We require all U.S. applicants for freshman admission, and certain transfer applicants, to submit SAT or ACT scores. While these scores are an important part of an application, they are considered along with other requirements. SAT or ACT scores allow us to see how well applicants do in areas fundamental to predicting college readiness, using a third-party tool that is not influenced by local grading practices. In that regard, they are helpful. However, we are aware that tests have limitations, so we place much higher emphasis on high school curriculum and grade point average.

What is changing?

The redesigned SAT will have two 800-point sections instead of three. There will still be a Math section, but components of the Critical Reading section and Writing section will be used to create the Evidence-Based Reading and Writing score. Also, the essay portion will now become optional, and will not be a factor in the Evidence-Based Reading and Writing section.

Are exams superscored?

Superscoring refers to combining a student's best Critical Reading score from one sitting of the SAT with his or her best Math score from another. This is a practice at Manhattan College for both admissions and scholarship consideration.
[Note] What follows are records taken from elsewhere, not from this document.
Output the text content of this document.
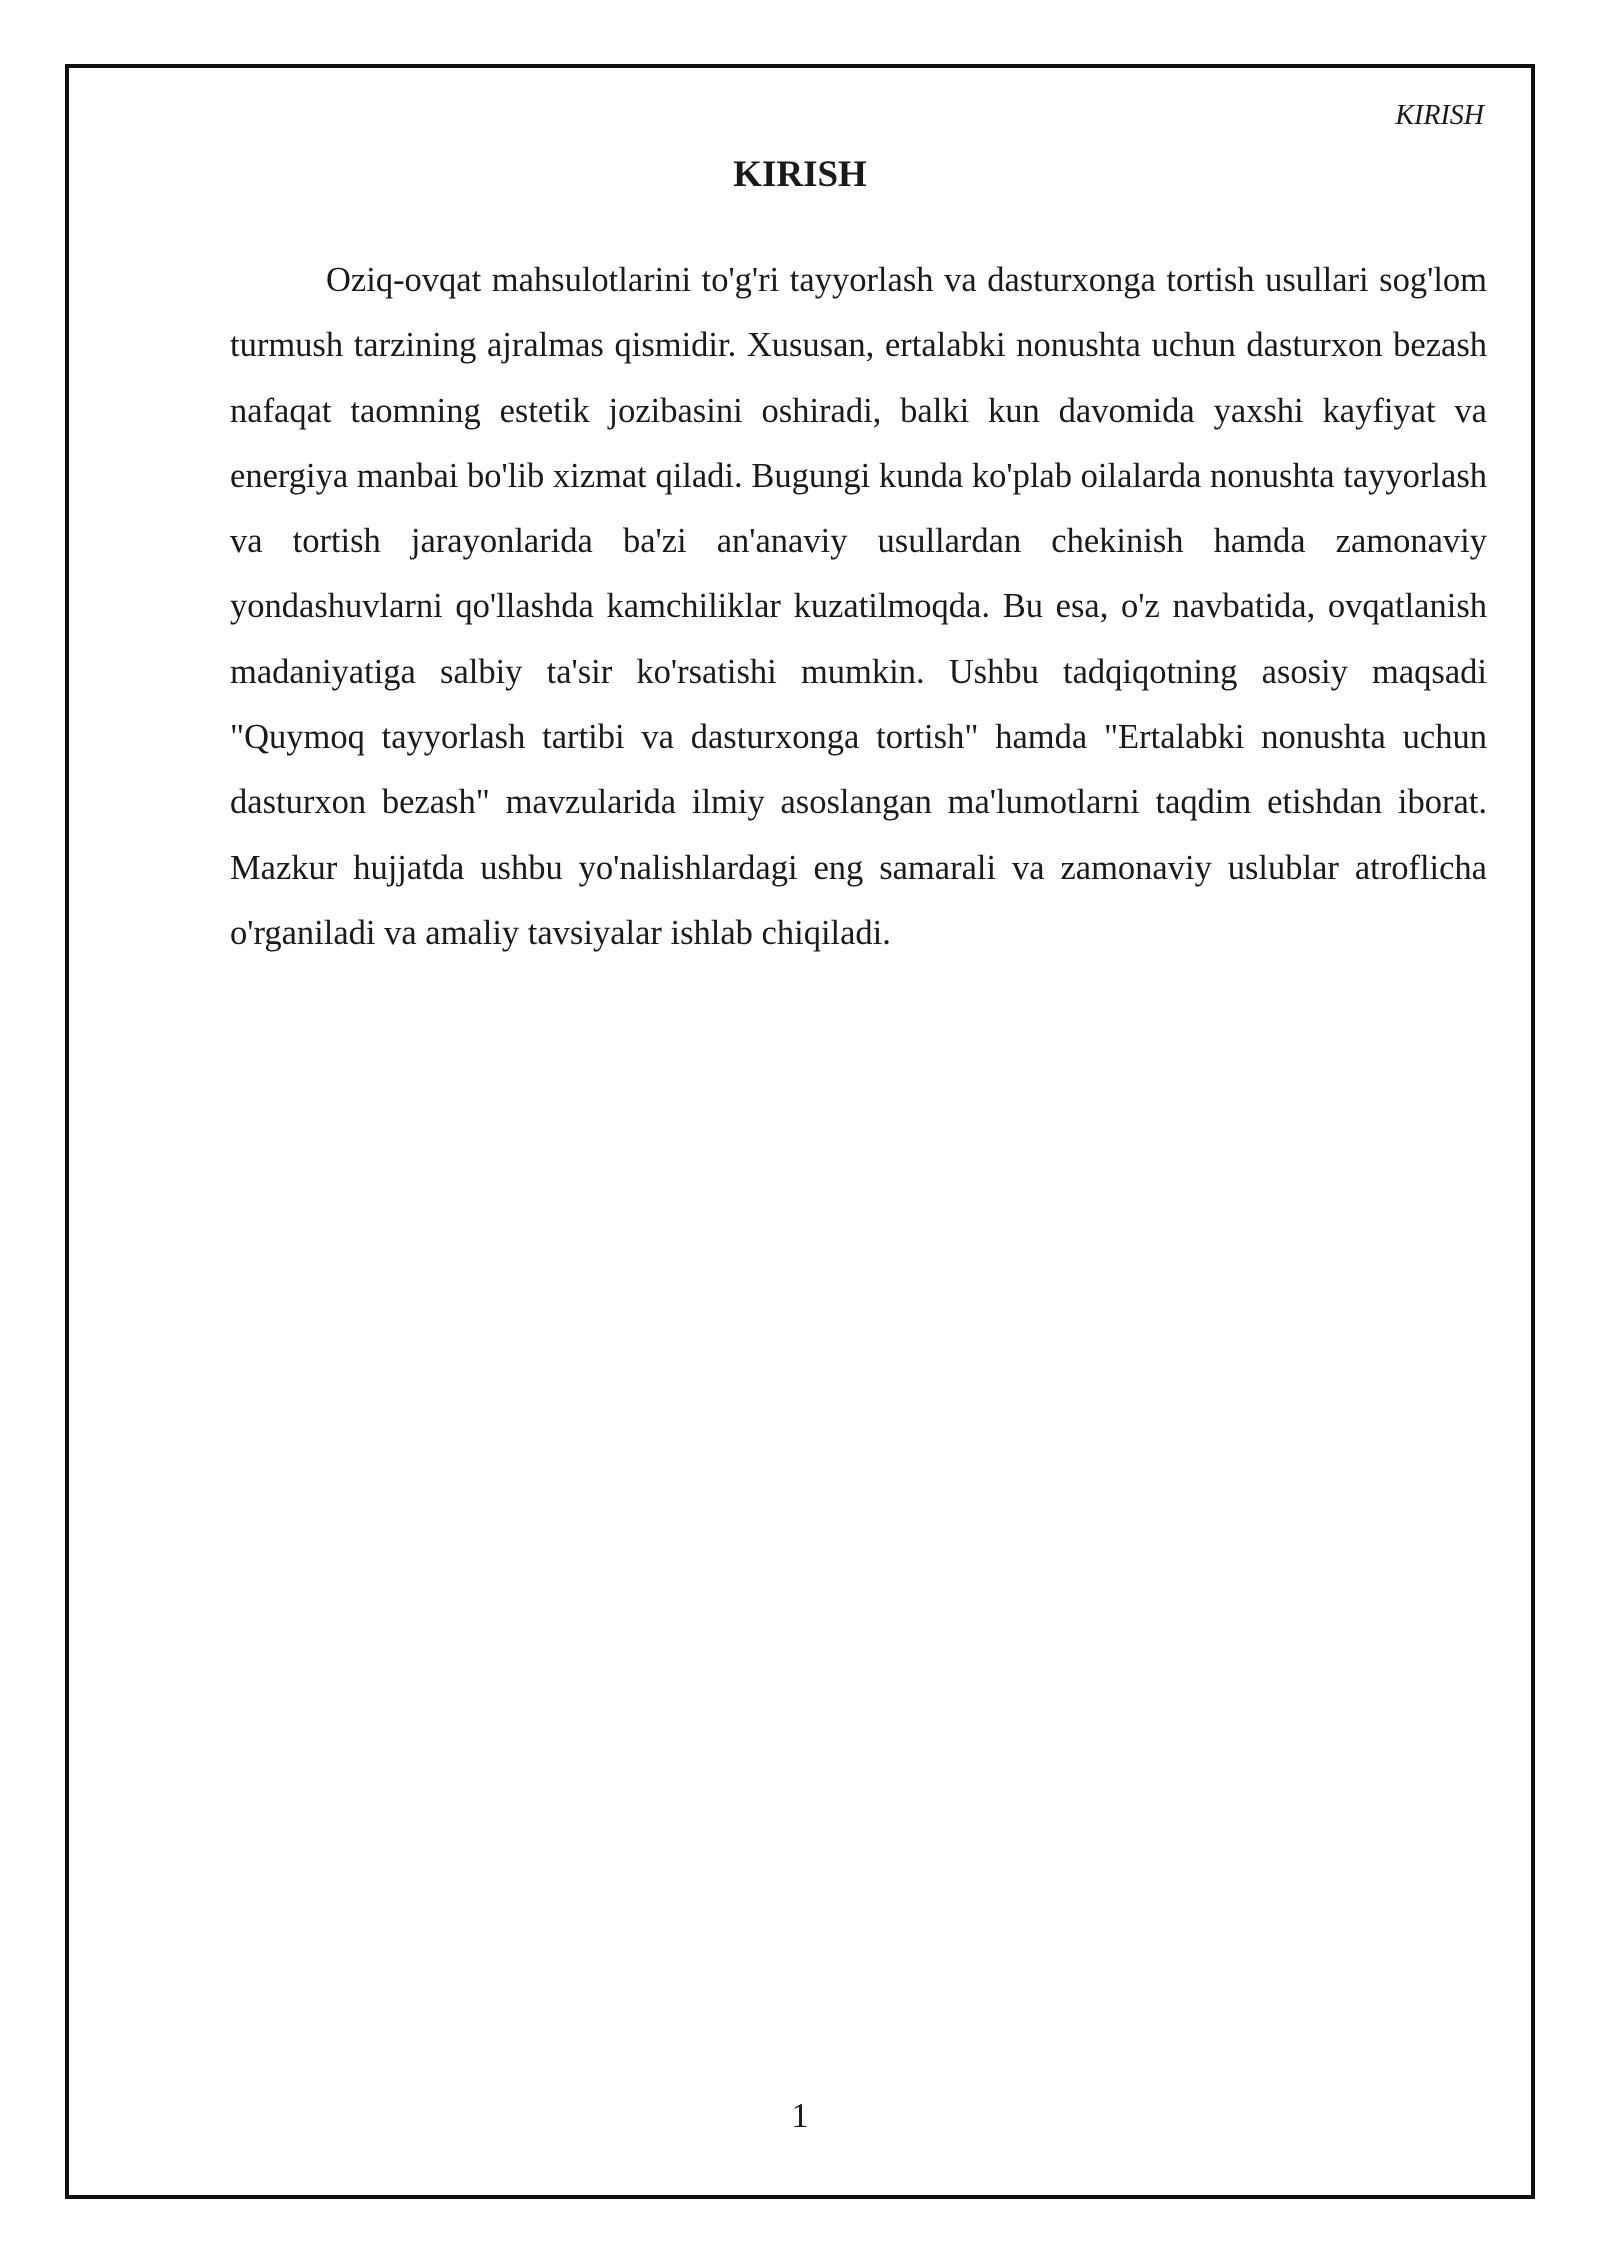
KIRISH
KIRISH

Oziq-ovqat mahsulotlarini to'g'ri tayyorlash va dasturxonga tortish usullari sog'lom turmush tarzining ajralmas qismidir. Xususan, ertalabki nonushta uchun dasturxon bezash nafaqat taomning estetik jozibasini oshiradi, balki kun davomida yaxshi kayfiyat va energiya manbai bo'lib xizmat qiladi. Bugungi kunda ko'plab oilalarda nonushta tayyorlash va tortish jarayonlarida ba'zi an'anaviy usullardan chekinish hamda zamonaviy yondashuvlarni qo'llashda kamchiliklar kuzatilmoqda. Bu esa, o'z navbatida, ovqatlanish madaniyatiga salbiy ta'sir ko'rsatishi mumkin. Ushbu tadqiqotning asosiy maqsadi "Quymoq tayyorlash tartibi va dasturxonga tortish" hamda "Ertalabki nonushta uchun dasturxon bezash" mavzularida ilmiy asoslangan ma'lumotlarni taqdim etishdan iborat. Mazkur hujjatda ushbu yo'nalishlardagi eng samarali va zamonaviy uslublar atroflicha o'rganiladi va amaliy tavsiyalar ishlab chiqiladi.

1
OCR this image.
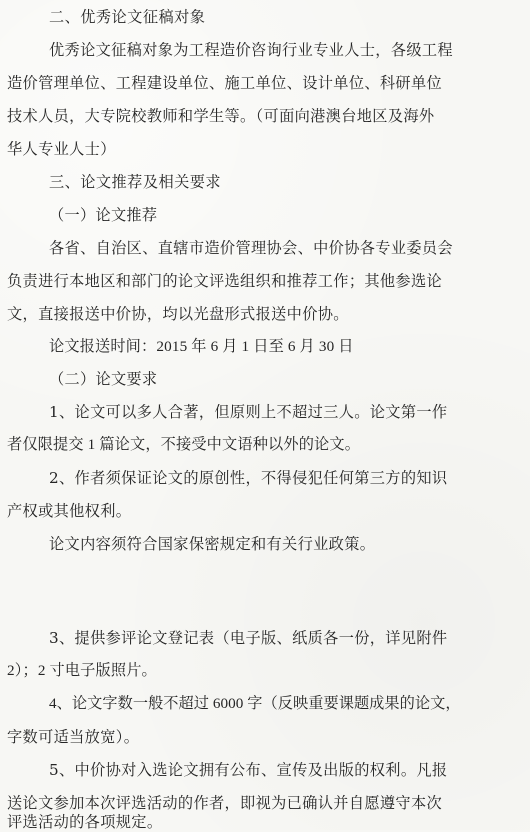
二、优秀论文征稿对象
优秀论文征稿对象为工程造价咨询行业专业人士，各级工程
造价管理单位、工程建设单位、施工单位、设计单位、科研单位
技术人员，大专院校教师和学生等。（可面向港澳台地区及海外
华人专业人士）
三、论文推荐及相关要求
（一）论文推荐
各省、自治区、直辖市造价管理协会、中价协各专业委员会
负责进行本地区和部门的论文评选组织和推荐工作；其他参选论
文，直接报送中价协，均以光盘形式报送中价协。
论文报送时间：2015 年 6 月 1 日至 6 月 30 日
（二）论文要求
1、论文可以多人合著，但原则上不超过三人。论文第一作
者仅限提交 1 篇论文，不接受中文语种以外的论文。
2、作者须保证论文的原创性，不得侵犯任何第三方的知识
产权或其他权利。
论文内容须符合国家保密规定和有关行业政策。
3、提供参评论文登记表（电子版、纸质各一份，详见附件
2）；2 寸电子版照片。
4、论文字数一般不超过 6000 字（反映重要课题成果的论文，
字数可适当放宽）。
5、中价协对入选论文拥有公布、宣传及出版的权利。凡报
送论文参加本次评选活动的作者，即视为已确认并自愿遵守本次
评选活动的各项规定。
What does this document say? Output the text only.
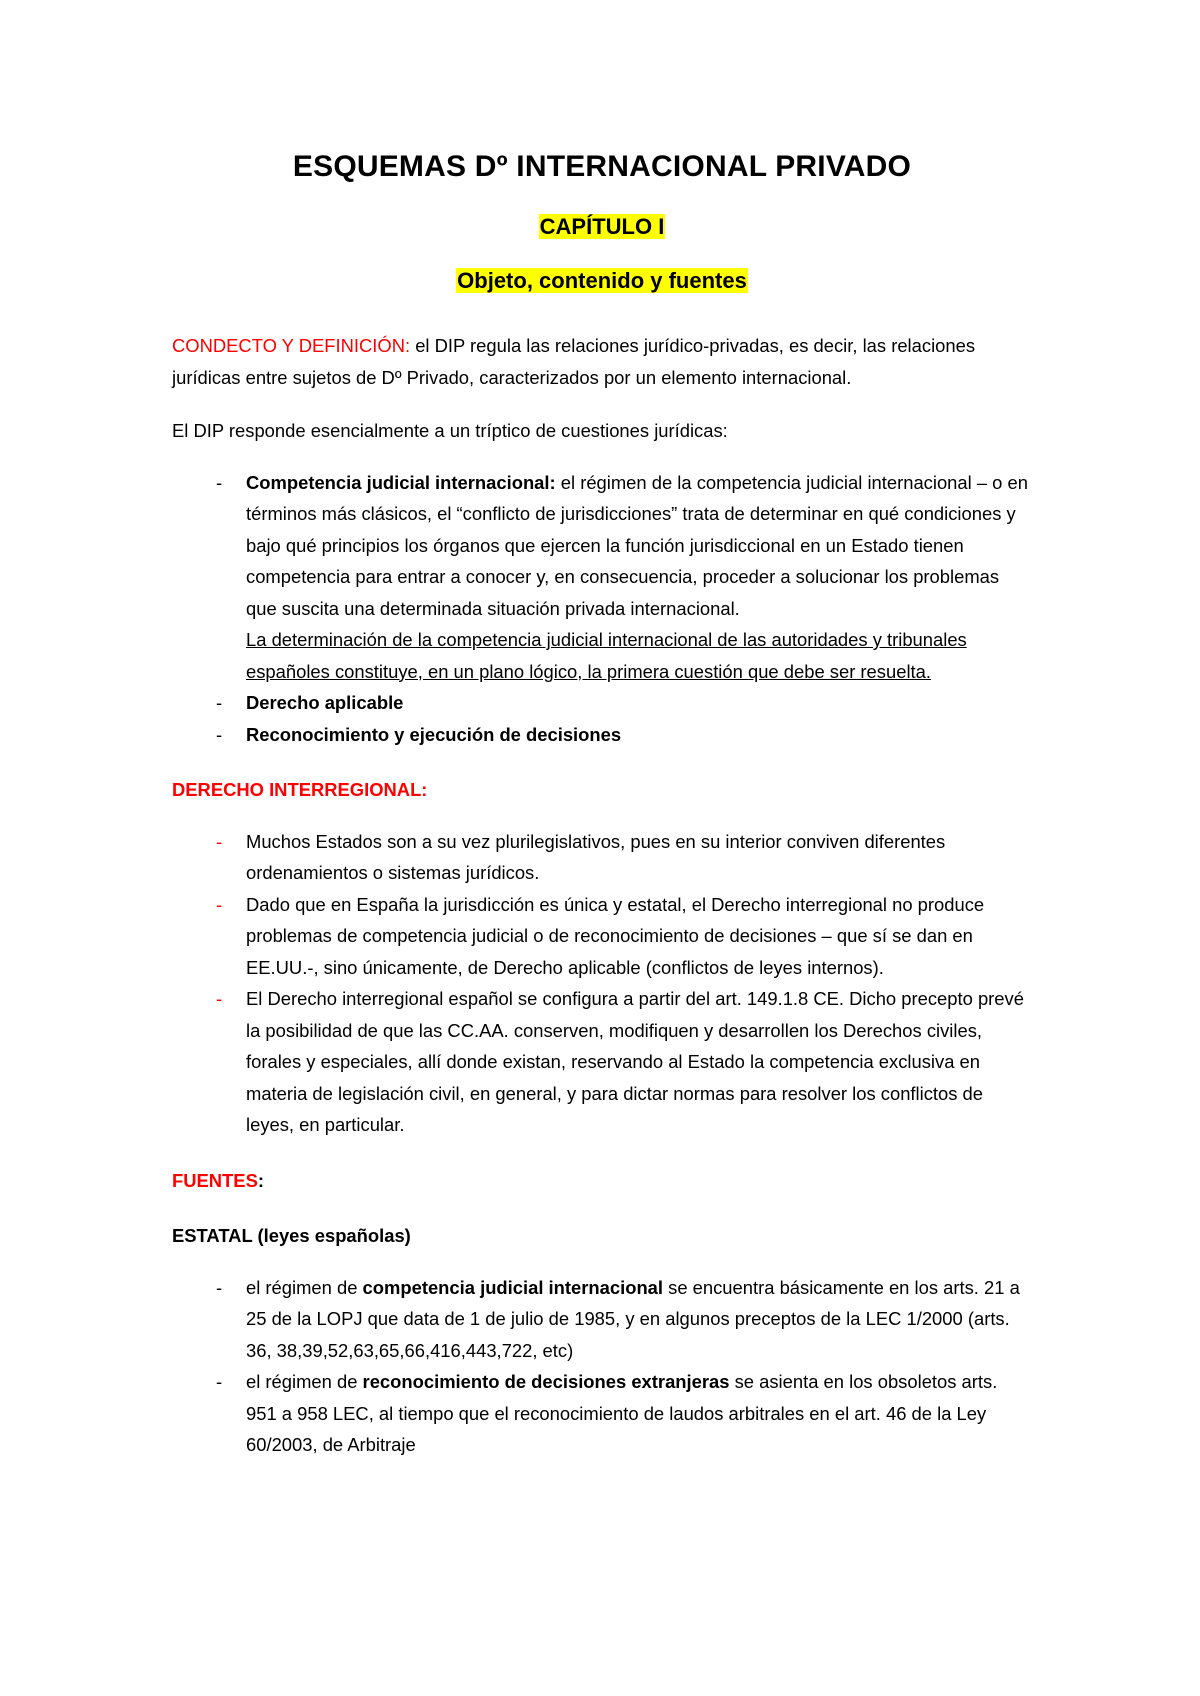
ESQUEMAS Dº INTERNACIONAL PRIVADO
CAPÍTULO I
Objeto, contenido y fuentes

CONDECTO Y DEFINICIÓN: el DIP regula las relaciones jurídico-privadas, es decir, las relaciones jurídicas entre sujetos de Dº Privado, caracterizados por un elemento internacional.

El DIP responde esencialmente a un tríptico de cuestiones jurídicas:

- Competencia judicial internacional: el régimen de la competencia judicial internacional – o en términos más clásicos, el “conflicto de jurisdicciones” trata de determinar en qué condiciones y bajo qué principios los órganos que ejercen la función jurisdiccional en un Estado tienen competencia para entrar a conocer y, en consecuencia, proceder a solucionar los problemas que suscita una determinada situación privada internacional.
La determinación de la competencia judicial internacional de las autoridades y tribunales españoles constituye, en un plano lógico, la primera cuestión que debe ser resuelta.
- Derecho aplicable
- Reconocimiento y ejecución de decisiones
DERECHO INTERREGIONAL:
- Muchos Estados son a su vez plurilegislativos, pues en su interior conviven diferentes ordenamientos o sistemas jurídicos.
- Dado que en España la jurisdicción es única y estatal, el Derecho interregional no produce problemas de competencia judicial o de reconocimiento de decisiones – que sí se dan en EE.UU.-, sino únicamente, de Derecho aplicable (conflictos de leyes internos).
- El Derecho interregional español se configura a partir del art. 149.1.8 CE. Dicho precepto prevé la posibilidad de que las CC.AA. conserven, modifiquen y desarrollen los Derechos civiles, forales y especiales, allí donde existan, reservando al Estado la competencia exclusiva en materia de legislación civil, en general, y para dictar normas para resolver los conflictos de leyes, en particular.
FUENTES:
ESTATAL (leyes españolas)
- el régimen de competencia judicial internacional se encuentra básicamente en los arts. 21 a 25 de la LOPJ que data de 1 de julio de 1985, y en algunos preceptos de la LEC 1/2000 (arts. 36, 38,39,52,63,65,66,416,443,722, etc)
- el régimen de reconocimiento de decisiones extranjeras se asienta en los obsoletos arts. 951 a 958 LEC, al tiempo que el reconocimiento de laudos arbitrales en el art. 46 de la Ley 60/2003, de Arbitraje
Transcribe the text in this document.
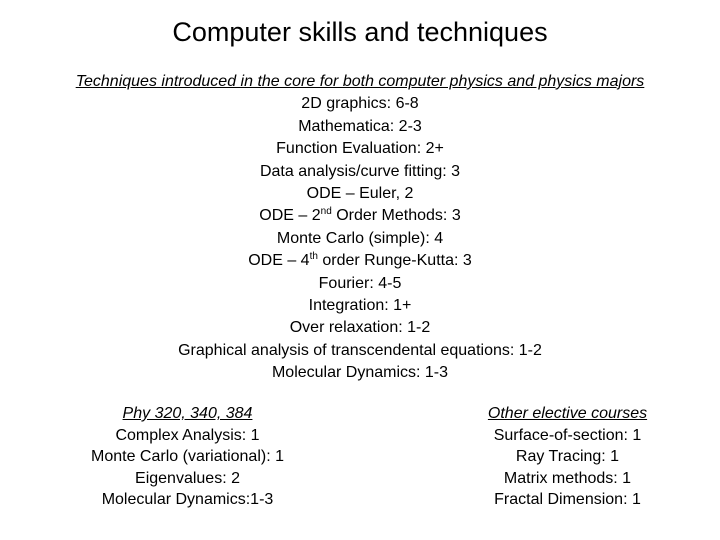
Computer skills and techniques
Techniques introduced in the core for both computer physics and physics majors
2D graphics: 6-8
Mathematica: 2-3
Function Evaluation: 2+
Data analysis/curve fitting: 3
ODE – Euler, 2
ODE – 2nd Order Methods: 3
Monte Carlo (simple): 4
ODE – 4th order Runge-Kutta: 3
Fourier: 4-5
Integration: 1+
Over relaxation: 1-2
Graphical analysis of transcendental equations: 1-2
Molecular Dynamics: 1-3
Phy 320, 340, 384
Complex Analysis: 1
Monte Carlo (variational): 1
Eigenvalues: 2
Molecular Dynamics:1-3
Other elective courses
Surface-of-section: 1
Ray Tracing: 1
Matrix methods: 1
Fractal Dimension: 1
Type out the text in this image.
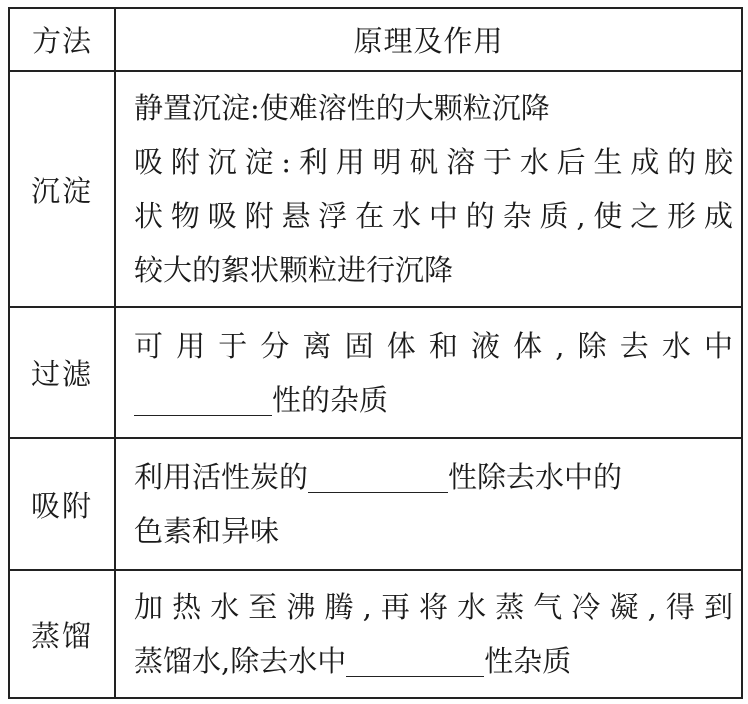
方法	原理及作用
沉淀	静置沉淀:使难溶性的大颗粒沉降
吸附沉淀:利用明矾溶于水后生成的胶
状物吸附悬浮在水中的杂质,使之形成
较大的絮状颗粒进行沉降

过滤	可用于分离固体和液体,除去水中
性的杂质

吸附	利用活性炭的 性除去水中的
色素和异味

蒸馏	加热水至沸腾,再将水蒸气冷凝,得到
蒸馏水,除去水中 性杂质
We currently do not consider the Writing score for either. At this time, we plan to continue superscoring. Please note that we do not superscore the ACT, only the SAT.

Which test should I take?

We will use the current SAT, the redesigned SAT and the ACT for admission and scholarship consideration. We consider them equally as distinct exams and we will continue to consider only your best exam scores. We will also use concordances (how scores from one version translate into the other one), released by the College Board to ensure that neither score is advantaged over the other, even if the numeric scores are slightly different.